I'm looking to get a new lens and would like to check how often I shoot from 17 to 24 mm and from 70mm upwards, but I don't want to manual check every image myself.

Oh I'm using Canon in RAW

Jimmy_Lemon
13-05-2007, 21:46
ooo good question - will be interesting to see if anyone knows of anything :)

mij
14-05-2007, 15:50
If you use a Mac or Linux and have exiftool installed then I have a very slow BASH script that will count the number of shots taken at each focal length and give a rough percentage.

Strange thing is I never had one before reading this thread. Hmm. Anyway it produces a list like the following:

Scanning /Volumes/PHOTOS_IN...
Collating 5871 files...
.0mm : 1 (0%)
10.0mm : 164 (2%)
11.0mm : 7 (0%)
12.0mm : 16 (0%)
13.0mm : 2 (0%)
14.0mm : 18 (0%)
15.0mm : 1 (0%)
16.0mm : 7 (0%)
17.0mm : 792 (13%)
19.0mm : 93 (1%)
20.0mm : 74 (1%)
21.0mm : 39 (0%)
23.0mm : 102 (1%)
25.0mm : 85 (1%)

A bit worrying that one of my files has a 0.0mm focal length in the EXIF. Weird.

To use it though, just download the script (http://jotbin.com/files/ph/files/flengths), run it with the directory containing your photos as a parameter (or root if you want it to scan everywhere), then wait a real long time while it works everything out.

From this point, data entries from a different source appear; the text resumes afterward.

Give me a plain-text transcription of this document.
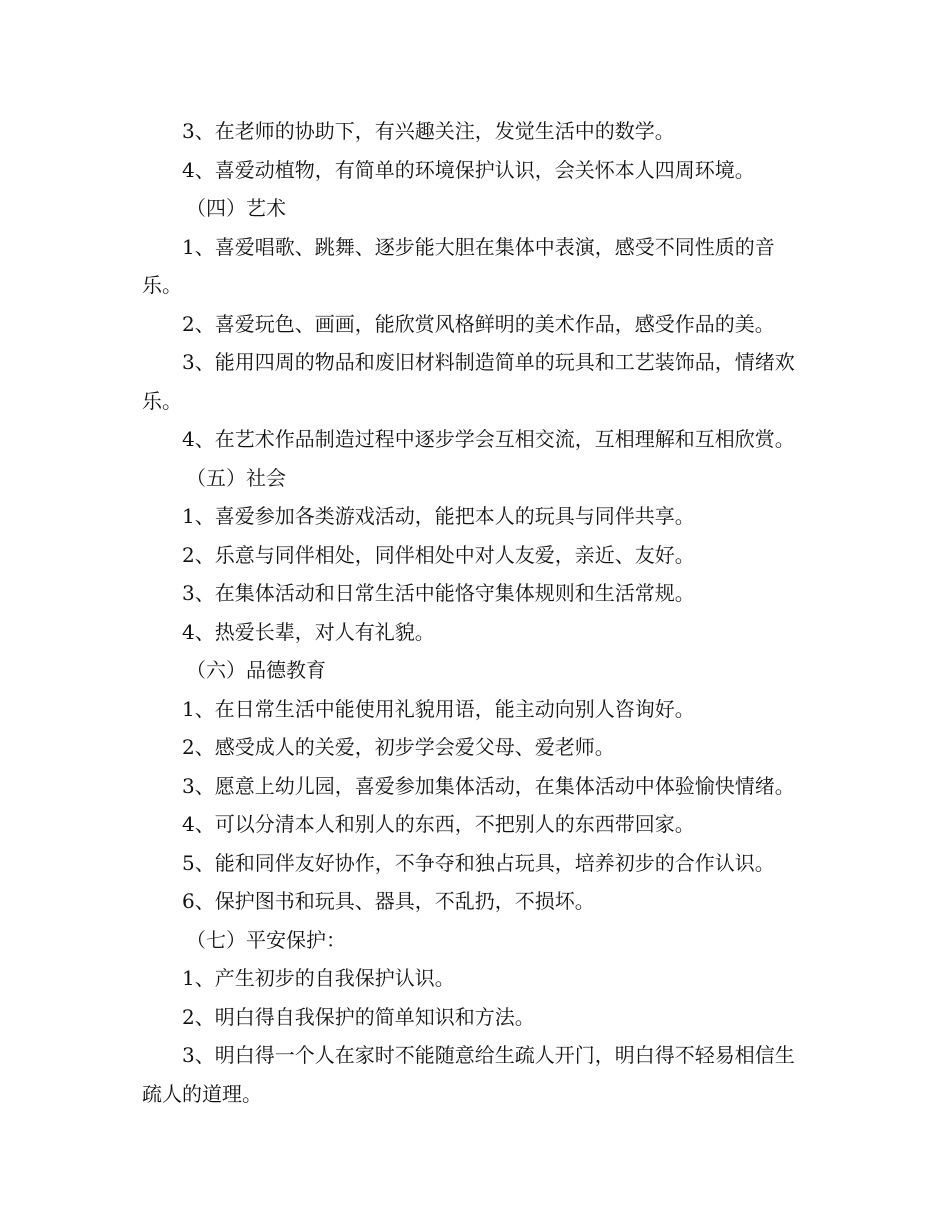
3、在老师的协助下，有兴趣关注，发觉生活中的数学。

4、喜爱动植物，有简单的环境保护认识，会关怀本人四周环境。

（四）艺术

1、喜爱唱歌、跳舞、逐步能大胆在集体中表演，感受不同性质的音乐。

2、喜爱玩色、画画，能欣赏风格鲜明的美术作品，感受作品的美。

3、能用四周的物品和废旧材料制造简单的玩具和工艺装饰品，情绪欢乐。

4、在艺术作品制造过程中逐步学会互相交流，互相理解和互相欣赏。

（五）社会

1、喜爱参加各类游戏活动，能把本人的玩具与同伴共享。

2、乐意与同伴相处，同伴相处中对人友爱，亲近、友好。

3、在集体活动和日常生活中能恪守集体规则和生活常规。

4、热爱长辈，对人有礼貌。

（六）品德教育

1、在日常生活中能使用礼貌用语，能主动向别人咨询好。

2、感受成人的关爱，初步学会爱父母、爱老师。

3、愿意上幼儿园，喜爱参加集体活动，在集体活动中体验愉快情绪。

4、可以分清本人和别人的东西，不把别人的东西带回家。

5、能和同伴友好协作，不争夺和独占玩具，培养初步的合作认识。

6、保护图书和玩具、器具，不乱扔，不损坏。

（七）平安保护：

1、产生初步的自我保护认识。

2、明白得自我保护的简单知识和方法。

3、明白得一个人在家时不能随意给生疏人开门，明白得不轻易相信生疏人的道理。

It only checks Canon CR2 or CRW files.

Michael.

Panzerbjorn
14-05-2007, 15:57
Adobe Lightroom let's you do this. Once you've imported all you pictures you go to find and then it's in a drop down menu

Panzer

whiteflyer
14-05-2007, 19:00
Now you've mentioned Lightroom I think you can so the same sort of thing in Adobe Bridge CS3

Marcel
14-05-2007, 19:09
Yup I believe you can, Lightroom and Bridge :)

whiteflyer
14-05-2007, 20:30
I've made a little graph of focal lengths since I got my camera last July

http://i135.photobucket.com/albums/q142/whiteflyer/focal-graph.jpg

Blackvault
15-05-2007, 07:40
Yup I believe you can, Lightroom and Bridge :)

Lightroom will only break it down as far as what lens was used, it doesn't give you the exact focal lengths like mentioned in mij's post.

Blackvault

iriches
15-05-2007, 13:47
The Canon Zoombrowser software will export EXIF information from selected RAW files to a text file. You select the images, then choose File, Export, Export Shooting Properties.

It's a bit of a fiddle, but I can then analyse the text file in Excel to come up with a list of focal lengths.

Here's the result of my most recent shooting:

15-24 mm 70
25-34 mm 23
35-44 mm 37
45-54 mm 45
55-64 mm 7
65-74 mm 5
75-84 mm 3
85-94 mm 1
95-104 mm 0
105-114 mm 1
115-124 mm 1
125-134 mm 1
135-144 mm 36

I have 15-30mm, 50mm and 35-135mm lenses. It's clear that my 35-135 tends to get used at one extreme or the other...

Ian

mij
15-05-2007, 21:26
I have 15-30mm, 50mm and 35-135mm lenses. It's clear that my 35-135 tends to get used at one extreme or the other...

Apparently I am the same with my 17-70mm lens, nearly 40% of my shots are at one of those two extremes. I even modified my script to group by lenses so I could confirm the 70mm ones were with this lens rather than a 70-200/300mm.

Not something I have thought about before but it is interesting to see how I use my lenses. Was wondering whether to get a 55-200mm as a light cheap telephoto I could carry around in the bottom of a bag, and it seems I would probably make more use of it than the 70-300mm.

Michael.

whiteflyer
18-05-2007, 01:09
If you save your images in jpeg then I have found just the thing ExposurePlot (http://www.wega2.vandel.nl/) It will give you a graph of focal length use (real or 35 mm equivalent), ISO, aperture and shutter speeds. You can also see the results in times used or as a percentage.

http://i135.photobucket.com/albums/q142/whiteflyer/Untitled-1.jpg

Chuckurbarla
18-05-2007, 04:26
[QUOTE=whiteflyer;262016]If you save your images in jpeg then I have found just the thing ExposurePlot (http://www.wega2.vandel.nl/) It will give you a graph of focal length use (real or 35 mm equivalent), ISO, aperture and shutter speeds. You can also see the results in times used or as a percentage.

What a super little program! Thanks Whiteflyer :clap:

Dave P
18-05-2007, 06:39
This is a very interesting site.
I have bookmarked it for future use.